During our 15 year marriage, we've used the trust for pretty much everything: down payment on a large house, ($425k) paying bills, vacations, paying our monthly mortgage, spending money, investing in properties, Christmas, even a monthly "distribution" of
$4,ooo......sometimes more....all it took was a phone call.
Because of this "nest egg," we've never put anything aside for me. There really was no need to, and, to be honest, I didn't think I HAD to. We/I was always told, "Why?...you two are fine, you're set for life, etc.," from family and even the family's financial advisor. Whenever we WOULD get a big check.....ie: from my job or from her grandparents at Christmas or her parents at Easter, etc....we just spent it...we were actually ENCOURAGED to do so!! LOL ("Do something FUN with that!" or "Don't use that on bills or investing, SPLURGE....buy something you want!!" etc etc
Although we didn't begin our marriage like this, over the years we just got spoiled...complacent. Bad spending habits ensued. Because, "Hey, we can always call the bank and get more," we would say to each other......Anyway.......
Spouse doesn't work, and I've had below-average earnings over the span of our marriage...like I said, kinda got "spoiled" I guess. (Everything was always "taken care of.")
I was sekf-employed for 5 or 6 years....now, starting a new job, at 41..... :(
Also, we have 2 children, (13 & 11) both of whom have ample $$$ set aside for college, their future, etc. (over $250k each)
Wife's fund is now about $2M.
I have $50,000 in an IRA......that's it!
We are now seperated, and will most likely file for divorce soon.
I'm living in my parents basement...she has closed our joint checking account...and I'm currently withdrawing from my IRA until I get my 1st paycheck at my new job.
Spouse has a lawyer, I'm getting one this week.
Funny...I've always said, throughout our marriage, that it wasn't about the money...and it wasn't....if anything....it may have "hurt" me in that, after several years, realized, even though maybe subconsciously, but, realized nevertheless....that I really didn't HAVE to work hard...kinda lost my motivation....got lazy.....ambition went down down the toilet.
And now, ironically....it kinda IS about the money....at least; my LACK of it.

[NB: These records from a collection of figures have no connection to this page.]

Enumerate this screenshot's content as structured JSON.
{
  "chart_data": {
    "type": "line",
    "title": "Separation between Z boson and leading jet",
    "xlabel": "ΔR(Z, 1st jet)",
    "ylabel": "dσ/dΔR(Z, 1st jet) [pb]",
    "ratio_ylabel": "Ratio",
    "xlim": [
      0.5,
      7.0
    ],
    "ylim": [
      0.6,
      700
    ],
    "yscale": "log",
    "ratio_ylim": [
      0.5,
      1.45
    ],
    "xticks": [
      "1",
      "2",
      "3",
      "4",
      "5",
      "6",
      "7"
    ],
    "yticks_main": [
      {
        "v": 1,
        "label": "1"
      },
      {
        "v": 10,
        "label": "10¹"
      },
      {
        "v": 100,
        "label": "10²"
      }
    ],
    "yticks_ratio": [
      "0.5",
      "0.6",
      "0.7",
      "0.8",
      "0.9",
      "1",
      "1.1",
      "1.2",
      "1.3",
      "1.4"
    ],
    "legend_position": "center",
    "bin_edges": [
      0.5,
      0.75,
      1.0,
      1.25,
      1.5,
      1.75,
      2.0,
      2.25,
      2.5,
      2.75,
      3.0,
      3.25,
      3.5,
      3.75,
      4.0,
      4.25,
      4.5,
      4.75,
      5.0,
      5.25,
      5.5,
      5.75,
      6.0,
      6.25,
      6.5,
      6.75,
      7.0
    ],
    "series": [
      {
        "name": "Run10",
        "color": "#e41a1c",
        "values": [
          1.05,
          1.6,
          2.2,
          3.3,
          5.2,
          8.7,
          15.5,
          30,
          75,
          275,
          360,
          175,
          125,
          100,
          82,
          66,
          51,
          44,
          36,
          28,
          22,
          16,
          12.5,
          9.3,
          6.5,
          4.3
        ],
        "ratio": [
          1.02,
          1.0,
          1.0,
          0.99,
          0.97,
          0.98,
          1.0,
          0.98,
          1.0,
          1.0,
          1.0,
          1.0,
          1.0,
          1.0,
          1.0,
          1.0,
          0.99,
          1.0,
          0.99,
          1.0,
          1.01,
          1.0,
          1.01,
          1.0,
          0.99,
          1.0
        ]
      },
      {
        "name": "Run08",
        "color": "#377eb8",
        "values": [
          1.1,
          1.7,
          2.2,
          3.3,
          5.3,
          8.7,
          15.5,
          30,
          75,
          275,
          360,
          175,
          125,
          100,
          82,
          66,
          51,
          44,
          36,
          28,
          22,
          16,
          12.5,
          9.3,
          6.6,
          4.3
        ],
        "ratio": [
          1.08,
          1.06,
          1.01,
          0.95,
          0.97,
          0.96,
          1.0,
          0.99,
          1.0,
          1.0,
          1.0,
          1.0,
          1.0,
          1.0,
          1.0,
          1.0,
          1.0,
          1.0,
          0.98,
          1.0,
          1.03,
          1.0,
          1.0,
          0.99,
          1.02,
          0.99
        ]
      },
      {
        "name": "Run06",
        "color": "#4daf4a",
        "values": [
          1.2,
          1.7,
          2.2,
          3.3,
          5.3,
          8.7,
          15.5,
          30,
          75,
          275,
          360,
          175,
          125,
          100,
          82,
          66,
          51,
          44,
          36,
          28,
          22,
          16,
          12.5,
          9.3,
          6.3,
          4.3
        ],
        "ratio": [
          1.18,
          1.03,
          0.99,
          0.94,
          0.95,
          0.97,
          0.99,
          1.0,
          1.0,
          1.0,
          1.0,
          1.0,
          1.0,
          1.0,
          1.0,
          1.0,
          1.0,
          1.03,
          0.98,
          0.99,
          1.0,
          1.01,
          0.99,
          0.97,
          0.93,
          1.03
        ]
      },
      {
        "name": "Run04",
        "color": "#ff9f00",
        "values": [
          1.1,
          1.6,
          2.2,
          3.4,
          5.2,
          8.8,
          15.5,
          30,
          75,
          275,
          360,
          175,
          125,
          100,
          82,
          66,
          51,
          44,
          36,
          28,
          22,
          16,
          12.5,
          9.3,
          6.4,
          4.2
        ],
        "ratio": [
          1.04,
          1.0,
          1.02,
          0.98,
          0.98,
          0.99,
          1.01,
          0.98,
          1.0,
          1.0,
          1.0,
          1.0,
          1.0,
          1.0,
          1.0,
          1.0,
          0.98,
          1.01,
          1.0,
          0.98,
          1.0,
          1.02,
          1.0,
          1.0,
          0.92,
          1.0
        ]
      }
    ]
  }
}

I used to buy stock regularly, invest with every paycheck....but after we had kids, I stopped....and rolled what I did have...into our kids trust accounts...(I didn't need it right? hahaha....)
FINALLY...Question is: Am I pretty much going to be left on the streets, penniless? No savings, no house, no future? Do have any "right" to "alimony" or spousal support? Or some of the equity in my house? Or a small "piece" of "her"/once referred to as "our" nest egg? I still love my wife, but she does not want to reconcile......and I don't want to have a nasty divorce and fight over money.....I'll be okay, eventually.....just would like to know what to expect....that's all.....THANX
 
Ask for alimony.
OK, how much could I ask for and for how long??

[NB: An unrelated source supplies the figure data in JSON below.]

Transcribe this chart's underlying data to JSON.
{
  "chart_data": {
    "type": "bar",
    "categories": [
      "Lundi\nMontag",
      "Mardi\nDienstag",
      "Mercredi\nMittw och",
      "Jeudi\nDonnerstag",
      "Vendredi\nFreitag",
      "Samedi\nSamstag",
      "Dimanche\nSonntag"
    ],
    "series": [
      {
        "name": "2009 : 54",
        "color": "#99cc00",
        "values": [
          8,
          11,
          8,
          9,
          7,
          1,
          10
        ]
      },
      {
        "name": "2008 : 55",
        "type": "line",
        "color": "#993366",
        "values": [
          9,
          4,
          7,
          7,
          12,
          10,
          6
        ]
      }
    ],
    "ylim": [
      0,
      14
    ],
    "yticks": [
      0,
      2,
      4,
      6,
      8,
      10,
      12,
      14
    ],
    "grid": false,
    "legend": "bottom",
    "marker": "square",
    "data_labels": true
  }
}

We have littel debt....house...owe 187k on 425k home (trust pays mortgage of approx 2700 per month) And a 130k LOC....trust pays that also. Nothing else besides normal monthly bills. If we have been receiving $4k a month and $2700 per month for mortgage...what can I/should I/could I ask for? ...and for how long? Considered requesting $4k per month for 5-8 years? (Married 16) That would help me "live the lifestyle we were accustomed to," thus helping me pay a NEW mortgage, provide for my children when they are with me (shared parenting) etc....is that excessive? Would a judge "agree to that?" Or, if we opt for "mediation" or "collabrative" approach, does it matter? As long as all parties agree?
Thanx again for your help!! Very appreciative!!!!